The low value of the British pound means more incoming EU, CN and US tourism. Our digital research shows us that searches for inbound flight and hotel bookings has increased by 500% since the referendum vote and subsequent fall in the £.
July saw the highest ever month for inbound tourism and the tourist £ spent in the UK reached £2.5bn – a 4% increase on last year according to Visit Britain.
Retail nationwide has increased by 1.4% since July 2016 and “UK will have 3.6% increase in tourism, 0.5% more than the world average of 3.1%” predicted by World Travel and Tourism Council (WTTC)
Investment demand in UK property is on the increase with David Adams, the head of John Taylor’s real-estate office in London, stating that he had made verbal agreements on £50 million ($68 million) in sales in the three days following the vote—more than the total since the beginning of the year.

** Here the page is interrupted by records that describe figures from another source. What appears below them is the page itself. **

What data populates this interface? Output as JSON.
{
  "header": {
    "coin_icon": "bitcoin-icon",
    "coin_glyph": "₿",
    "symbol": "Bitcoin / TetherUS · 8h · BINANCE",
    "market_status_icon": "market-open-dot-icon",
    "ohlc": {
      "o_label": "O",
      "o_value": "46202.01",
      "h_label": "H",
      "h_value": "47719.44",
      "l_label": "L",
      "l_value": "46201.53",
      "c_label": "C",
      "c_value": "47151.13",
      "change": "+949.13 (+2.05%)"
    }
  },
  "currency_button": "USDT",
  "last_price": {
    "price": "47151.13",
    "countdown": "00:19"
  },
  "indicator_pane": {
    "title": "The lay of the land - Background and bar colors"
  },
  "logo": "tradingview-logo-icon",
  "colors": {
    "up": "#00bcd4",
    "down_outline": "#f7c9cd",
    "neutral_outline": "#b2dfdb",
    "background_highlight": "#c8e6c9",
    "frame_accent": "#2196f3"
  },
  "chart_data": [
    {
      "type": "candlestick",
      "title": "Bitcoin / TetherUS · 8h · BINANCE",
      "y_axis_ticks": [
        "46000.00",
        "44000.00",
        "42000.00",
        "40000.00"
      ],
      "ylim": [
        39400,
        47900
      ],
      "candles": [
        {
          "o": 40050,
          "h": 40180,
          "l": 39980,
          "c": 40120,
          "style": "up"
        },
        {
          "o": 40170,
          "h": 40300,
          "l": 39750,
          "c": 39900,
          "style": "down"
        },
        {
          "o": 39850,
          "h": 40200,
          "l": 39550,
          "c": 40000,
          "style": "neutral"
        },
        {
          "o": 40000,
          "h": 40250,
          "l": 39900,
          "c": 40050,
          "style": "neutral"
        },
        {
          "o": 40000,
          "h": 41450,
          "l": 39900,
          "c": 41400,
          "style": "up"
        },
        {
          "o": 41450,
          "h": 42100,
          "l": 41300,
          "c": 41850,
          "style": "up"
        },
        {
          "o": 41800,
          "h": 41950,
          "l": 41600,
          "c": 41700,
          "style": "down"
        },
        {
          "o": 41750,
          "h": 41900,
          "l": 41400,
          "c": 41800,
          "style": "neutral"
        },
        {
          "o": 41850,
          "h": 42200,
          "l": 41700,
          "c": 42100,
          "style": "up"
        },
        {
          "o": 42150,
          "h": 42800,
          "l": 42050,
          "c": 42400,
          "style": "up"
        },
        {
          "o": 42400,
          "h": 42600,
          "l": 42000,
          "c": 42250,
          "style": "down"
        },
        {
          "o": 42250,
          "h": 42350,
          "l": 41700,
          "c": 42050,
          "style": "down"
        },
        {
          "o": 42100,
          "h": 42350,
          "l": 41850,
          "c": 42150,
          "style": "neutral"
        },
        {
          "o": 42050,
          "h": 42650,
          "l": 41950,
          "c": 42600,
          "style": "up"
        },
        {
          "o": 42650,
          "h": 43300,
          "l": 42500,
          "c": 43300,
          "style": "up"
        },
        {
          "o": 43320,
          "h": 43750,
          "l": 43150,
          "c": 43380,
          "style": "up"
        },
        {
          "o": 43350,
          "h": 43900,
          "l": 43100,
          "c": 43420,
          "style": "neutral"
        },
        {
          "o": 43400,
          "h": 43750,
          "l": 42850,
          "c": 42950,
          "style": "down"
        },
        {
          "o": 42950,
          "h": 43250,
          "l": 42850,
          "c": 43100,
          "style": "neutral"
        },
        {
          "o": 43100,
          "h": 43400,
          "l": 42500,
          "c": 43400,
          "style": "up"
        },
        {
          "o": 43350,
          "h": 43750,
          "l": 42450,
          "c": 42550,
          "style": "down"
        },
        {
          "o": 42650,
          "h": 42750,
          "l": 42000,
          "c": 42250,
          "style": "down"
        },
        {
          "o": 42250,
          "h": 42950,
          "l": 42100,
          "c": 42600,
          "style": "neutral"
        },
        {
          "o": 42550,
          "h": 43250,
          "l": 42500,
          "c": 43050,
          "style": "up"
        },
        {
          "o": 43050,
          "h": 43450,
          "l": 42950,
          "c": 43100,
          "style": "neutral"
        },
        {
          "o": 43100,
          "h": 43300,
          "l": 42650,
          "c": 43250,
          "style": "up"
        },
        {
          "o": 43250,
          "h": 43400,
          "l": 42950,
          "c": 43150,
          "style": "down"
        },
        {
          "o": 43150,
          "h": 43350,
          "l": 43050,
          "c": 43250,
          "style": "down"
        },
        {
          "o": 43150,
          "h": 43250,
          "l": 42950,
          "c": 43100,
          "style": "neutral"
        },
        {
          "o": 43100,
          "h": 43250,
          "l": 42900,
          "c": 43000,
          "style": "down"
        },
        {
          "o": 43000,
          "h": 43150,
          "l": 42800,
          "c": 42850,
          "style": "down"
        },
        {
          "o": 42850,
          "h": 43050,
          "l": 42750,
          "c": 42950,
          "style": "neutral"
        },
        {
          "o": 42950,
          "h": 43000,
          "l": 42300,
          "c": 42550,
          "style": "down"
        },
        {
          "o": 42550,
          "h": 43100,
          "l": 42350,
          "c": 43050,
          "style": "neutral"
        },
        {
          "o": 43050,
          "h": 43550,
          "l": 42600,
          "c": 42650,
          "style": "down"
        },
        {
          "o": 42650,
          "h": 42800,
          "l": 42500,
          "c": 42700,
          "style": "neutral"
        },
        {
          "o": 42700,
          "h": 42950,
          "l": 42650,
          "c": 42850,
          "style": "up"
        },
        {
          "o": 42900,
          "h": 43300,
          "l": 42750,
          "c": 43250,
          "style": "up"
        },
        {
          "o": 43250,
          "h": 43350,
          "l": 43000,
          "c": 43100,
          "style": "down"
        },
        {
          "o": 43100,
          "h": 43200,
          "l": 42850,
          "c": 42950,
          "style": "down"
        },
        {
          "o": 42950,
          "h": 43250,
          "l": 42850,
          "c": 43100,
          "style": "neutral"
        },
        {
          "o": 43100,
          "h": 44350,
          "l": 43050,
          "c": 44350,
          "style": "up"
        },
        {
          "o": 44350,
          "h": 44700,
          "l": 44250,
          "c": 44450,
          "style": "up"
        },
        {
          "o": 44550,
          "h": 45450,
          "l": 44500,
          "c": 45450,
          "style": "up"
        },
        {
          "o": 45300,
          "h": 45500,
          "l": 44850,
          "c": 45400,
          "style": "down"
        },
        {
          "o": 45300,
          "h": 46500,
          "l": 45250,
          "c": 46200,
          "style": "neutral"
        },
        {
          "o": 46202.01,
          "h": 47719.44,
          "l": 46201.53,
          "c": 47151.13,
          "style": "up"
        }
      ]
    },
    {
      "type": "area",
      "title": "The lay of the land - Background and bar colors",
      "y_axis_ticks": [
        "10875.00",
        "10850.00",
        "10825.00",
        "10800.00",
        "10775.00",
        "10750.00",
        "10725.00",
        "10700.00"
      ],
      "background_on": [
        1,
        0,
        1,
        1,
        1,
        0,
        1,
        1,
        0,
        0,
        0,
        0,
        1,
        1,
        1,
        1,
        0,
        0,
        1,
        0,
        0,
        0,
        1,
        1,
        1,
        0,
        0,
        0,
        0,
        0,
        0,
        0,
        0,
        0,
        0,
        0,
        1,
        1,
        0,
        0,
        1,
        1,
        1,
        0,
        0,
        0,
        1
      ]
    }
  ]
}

Plus, within the city, external investment is on the increase as global equity and investment firms invest in UK business in an advantageous exchange market.
Economists for Brexit have stipulated that Brexit will be good for the economy as we can create independent tariffs which will make the U.K. more competitive outside the EU. This is something that we definitely should be taking advantage of.
However, not everybody is convinced. Tourism interest may be marred by a negative perception of the UK – particularly as the post-vote ‘legitimisation’ of race crime seems not to be abating.
Inbound property investment is likely to be in the buy-to-let market thus further inflating rents whilst stifling resident’s chances of getting on to the property ladder. See analysis in NewStatesman.
And will foreign trade advantages from global conglomerates be sustainable when regulatory policy changes as we extract ourselves from the EU? Nobody as yet knows…
Essentially Brexit dwarfs other concerns because of its size, speed and unpredictability. However many economists have predicted a 3% chance of getting into a recession, the lowest in the developing world.
So, whilst we have yet to fully understand the future impact of Brexit and the long-term consequences of it, the outlook is overall sentiment of the market is that it is going to be a big blow, but we will take it.